The one person who did know was the prisoner who distributed the soup. Be on his good side, and he might plunge his ladle deeper to dump a hunk of turnip or potato in your bowl. Be on his bad, and he might skim the thin liquid off the top.

Regardless of what you got, it was never enough and far from satisfactory. The vegetables were often rotten, the potatoes were past their prime, the meat had a strange texture. And the overall taste was invariably foul. But if I were ever offered a greater portion, I never refused.

The line was as orderly as starving men could make it. There were shoves and the occasional punch, punctuated by curses and threats in multiple languages, and the sizzling desperation of men whose empty stomachs were driving them to the brink of madness. Everyone jostled for position, attempting to switch places as they got closer and thought they could spy what ingredients the soup held.

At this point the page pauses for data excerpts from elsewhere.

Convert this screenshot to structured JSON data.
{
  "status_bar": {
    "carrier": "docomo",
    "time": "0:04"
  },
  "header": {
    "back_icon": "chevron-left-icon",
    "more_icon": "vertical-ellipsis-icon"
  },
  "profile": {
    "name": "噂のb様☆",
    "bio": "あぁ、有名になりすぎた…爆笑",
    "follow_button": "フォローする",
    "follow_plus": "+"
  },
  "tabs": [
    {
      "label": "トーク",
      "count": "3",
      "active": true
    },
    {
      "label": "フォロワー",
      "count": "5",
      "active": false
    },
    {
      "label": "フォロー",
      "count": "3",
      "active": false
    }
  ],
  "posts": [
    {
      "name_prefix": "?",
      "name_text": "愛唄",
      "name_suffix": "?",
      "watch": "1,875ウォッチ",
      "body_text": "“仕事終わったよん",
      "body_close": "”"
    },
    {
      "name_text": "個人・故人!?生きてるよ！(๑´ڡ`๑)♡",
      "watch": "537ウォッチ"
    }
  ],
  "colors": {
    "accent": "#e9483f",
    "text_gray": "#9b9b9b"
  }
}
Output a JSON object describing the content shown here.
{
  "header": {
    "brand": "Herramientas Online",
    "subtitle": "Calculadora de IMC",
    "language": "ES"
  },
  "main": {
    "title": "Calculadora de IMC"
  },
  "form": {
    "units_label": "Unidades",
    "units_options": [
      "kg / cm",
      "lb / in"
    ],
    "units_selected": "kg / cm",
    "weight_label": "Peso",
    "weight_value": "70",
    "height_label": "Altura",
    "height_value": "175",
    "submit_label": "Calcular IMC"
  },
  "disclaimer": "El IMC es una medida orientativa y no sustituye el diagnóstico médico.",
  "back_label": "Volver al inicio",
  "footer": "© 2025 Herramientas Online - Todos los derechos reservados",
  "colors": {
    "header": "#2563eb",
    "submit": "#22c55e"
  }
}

Our place was at the middle of the line. During the morning, one of the other prisoners had died. One minute he was hauling buckets of dirt, the next he was lying prone on the ground, unmoving. Cyuri had inherited his bowl, which he now held toward the prisoner in charge of the soup.

"Hungarian, are you?” the prisoner asked Cyuri. He had a Carpathian accent.

Cyuri nodded, and I said, "All three of us are.”

The prisoner dipped his ladle low, bringing up two pieces of potato, and filled Gyuri’s bowl almost to the brim. He did the same for us. His mouth stretched into a smile at once sad and kind. “I’ll try to keep some for you," he said. “Check with me after everyone gets their share."

We thanked him and sat on the ground to eat. The soup was watery and had a muddy hue. The potatoes were speckled with dark spots. The smell would extinguish the appetite of anyone who wasn’t starving. Trying to ignore the taste, I finished my portion quickly and licked the bowl clean. Vilmos ate more slowly. Cyuri didn’t touch his food. He just stared at his bowl with a disgusted expression.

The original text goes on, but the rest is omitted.